Three years ago “American” cars held a 100% market share of my garage. We favored domestic automobiles due to our “blue-collar” roots. My father-in-law was a municipal union worker for many years. I was raised exclusively on United Autoworker Worker wages. My father was not an autoworker, but worked in a factory represented by the UAW. This heritage had always influenced our car buying decisions.
But now things have changed. American cars now hold a paltry 25% market share of my household. First, my daughter got a used Kia. Strangely enough, my father-in law (a Korean War veteran) became a strong admirer of Kia cars before his death.
Next, my other daughter chose a Hyundai Elantra for her college graduation gift. Her other options were a Mazda and a Nissan. She refused to test drive a Chevy. I would have forced her to test drive a Ford, but they are not part of our supplier discount program. Her Elantra was an award-winning model and my daughter is very pleased with the car.
Then my wife bought a Mazda 3 (another award winner) this year. My wife was very brand loyal to the Saturn brand. Three years ago we owned three Saturns, and she certainly would have bought another if General Motors had not discontinued the line. She loves her new Mazda. My Saturn Aura, one of the best cars GM has ever made, is the last Yankee standing.
|The Last "Yankee" Standing|
And just as America cars lost market share in my driveway, they also lost share of the total market. The value and quality of cars started to decline years ago and foreign competition has continued to improve, especially the Korean companies.
American cars are providing less value because they cost more money to produce. This is the result of paying generous union wage and benefits even in the face of increased competition and foreign companies opening factories in the U.S. The American companies are also saddled with large pension benefits and retiree medical expenses. In addition, I believe the lack of competitive advantage has led to complacency in new product design, quality standards and creativity.
General Motors and Chrysler were already in a swirling downward cesspool when the Great Recession hit and threatened to flush the companies away. Typically, the companies would have gone through a structured bankruptcy. The purpose of the process is to restructure the resources and debt of the troubled company so it is able to continue operations in a reduced, profitable, condition. This is very beneficial since it preserves investor, creditor, and employee value.
But there was no structured bankruptcy this time. There was a government bailout with partial government ownership. Recently several commentators have referred to the bailout in very positive terms. This is so wrong! A bailout is a very negative thing. It means you have failed so miserably that there is no way you can climb out of the mess by yourself. It should be a very shameful, embarrassing, occurrence.
A big government bailout has winners and losers and the government gets to select who the winners are. It can be argued that the government did not bail out the car companies, but bailed out the UAW. It some cases union pensions were preserved over salaried pensions and union wages won out over preferred stock holders.

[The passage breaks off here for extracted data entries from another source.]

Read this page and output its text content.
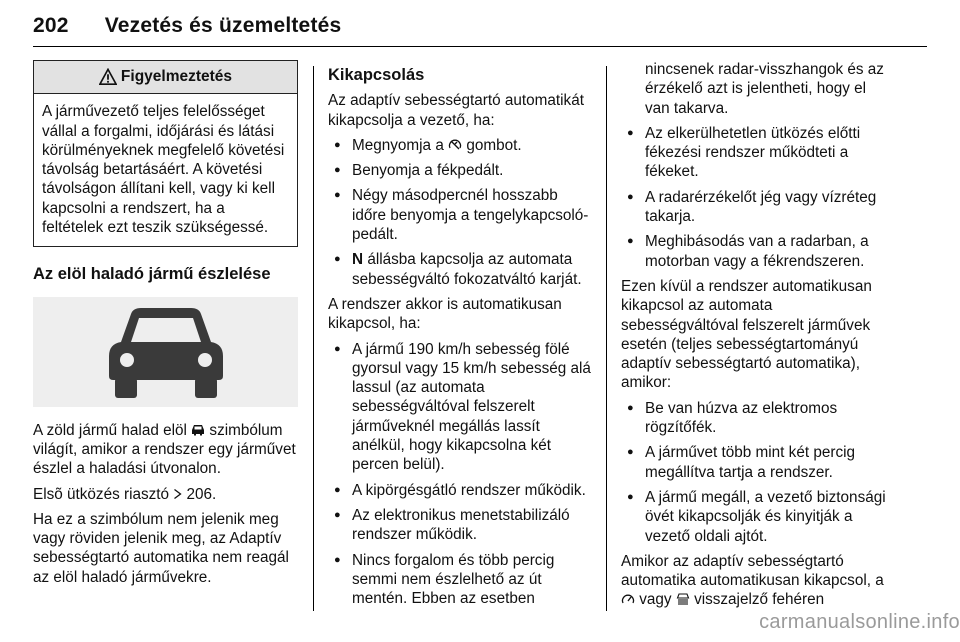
202 Vezetés és üzemeltetés
Figyelmeztetés
A járművezető teljes felelősséget vállal a forgalmi, időjárási és látási körülményeknek megfelelő követési távolság betartásáért. A követési távolságon állítani kell, vagy ki kell kapcsolni a rendszert, ha a feltételek ezt teszik szükségessé.
Az elöl haladó jármű észlelése

A zöld jármű halad elöl szimbólum világít, amikor a rendszer egy járművet észlel a haladási útvonalon.

Elsõ ütközés riasztó 206.

Ha ez a szimbólum nem jelenik meg vagy röviden jelenik meg, az Adaptív sebességtartó automatika nem reagál az elöl haladó járművekre.

Kikapcsolás

Az adaptív sebességtartó automatikát kikapcsolja a vezető, ha:

● Megnyomja a gombot.
● Benyomja a fékpedált.
● Négy másodpercnél hosszabb időre benyomja a tengelykapcsoló-pedált.
● N állásba kapcsolja az automata sebességváltó fokozatváltó karját.

A rendszer akkor is automatikusan kikapcsol, ha:

● A jármű 190 km/h sebesség fölé gyorsul vagy 15 km/h sebesség alá lassul (az automata sebességváltóval felszerelt járműveknél megállás lassít anélkül, hogy kikapcsolna két percen belül).
● A kipörgésgátló rendszer működik.
● Az elektronikus menetstabilizáló rendszer működik.
● Nincs forgalom és több percig semmi nem észlelhető az út mentén. Ebben az esetben
nincsenek radar-visszhangok és az érzékelő azt is jelentheti, hogy el van takarva.
● Az elkerülhetetlen ütközés előtti fékezési rendszer működteti a fékeket.
● A radarérzékelőt jég vagy vízréteg takarja.
● Meghibásodás van a radarban, a motorban vagy a fékrendszeren.

Ezen kívül a rendszer automatikusan kikapcsol az automata sebességváltóval felszerelt járművek esetén (teljes sebességtartományú adaptív sebességtartó automatika), amikor:

● Be van húzva az elektromos rögzítőfék.
● A járművet több mint két percig megállítva tartja a rendszer.
● A jármű megáll, a vezető biztonsági övét kikapcsolják és kinyitják a vezető oldali ajtót.

Amikor az adaptív sebességtartó automatika automatikusan kikapcsol, a  vagy visszajelző fehéren

carmanualsonline.info
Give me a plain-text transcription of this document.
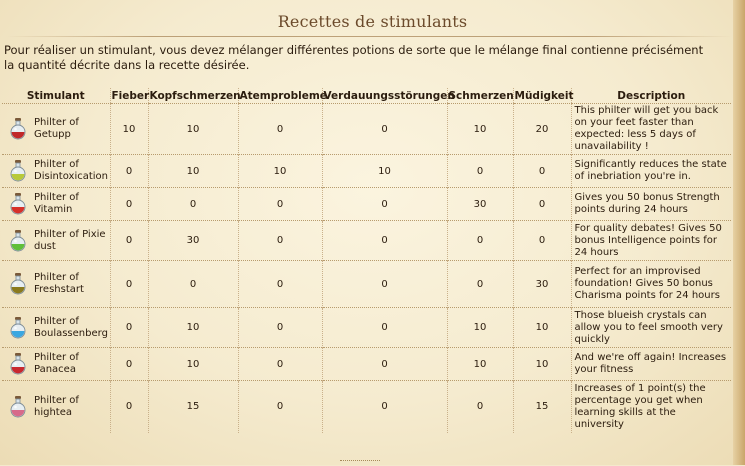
Recettes de stimulants
Pour réaliser un stimulant, vous devez mélanger différentes potions de sorte que le mélange final contienne précisément la quantité décrite dans la recette désirée.
Stimulant	Fieber	Kopfschmerzen	Atemprobleme	Verdauungsstörungen	Schmerzen	Müdigkeit	Description

Philter of Getupp	10	10	0	0	10	20	This philter will get you back on your feet faster than expected: less 5 days of unavailability !

Philter of Disintoxication	0	10	10	10	0	0	Significantly reduces the state of inebriation you're in.

Philter of Vitamin	0	0	0	0	30	0	Gives you 50 bonus Strength points during 24 hours

Philter of Pixie dust	0	30	0	0	0	0	For quality debates! Gives 50 bonus Intelligence points for 24 hours

Philter of Freshstart	0	0	0	0	0	30	Perfect for an improvised foundation! Gives 50 bonus Charisma points for 24 hours

Philter of Boulassenberg	0	10	0	0	10	10	Those blueish crystals can allow you to feel smooth very quickly

Philter of Panacea	0	10	0	0	10	10	And we're off again! Increases your fitness

Philter of hightea	0	15	0	0	0	15	Increases of 1 point(s) the percentage you get when learning skills at the university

And while a bankruptcy forces a company to correct its bad practices so that it can regain profitability, a bailout doesn’t have to do this. The government initiated some peripheral changes, but did not address the big issue: GM union wages and benefits are still significantly higher than the competition. Because the root cause of GM’s problems were not addressed, I expect the U.S. operations (they are doing well in China) to “fail” again in the future.
In a free market economy the government should never own any part of a company. This is what communists do. Unfortunately governments do not understand business, but they sure do understand politics. A good example of this is the Chevy Volt. It has been reported that a Volt costs $80,000 to produce. The asking price was $40,000, but there were few buyers so they had to drop the price to $30,000.
|The Volt: Shocking "Profitability"|
The manufacturing costs will fall as volume rises, but how long will it take for the Volt to be profitable? And this is a “high-tech” product which means new technology will make the Volt obsolete in a shorter time. Producing a product for $80,000 and selling it for $30,000 is a business model only the government, and the Underpants Gnomes from South Park, can buy into. It does produce many “green jobs” however, you happen to be paying for the bailout with your green.
It is also rumored that the recent increase in Volt sales is not just due to the price cut, but has to do with the government buying many Volts for its own use. Boosting Volt sales before the November election may be very bad business, but it is very good politics.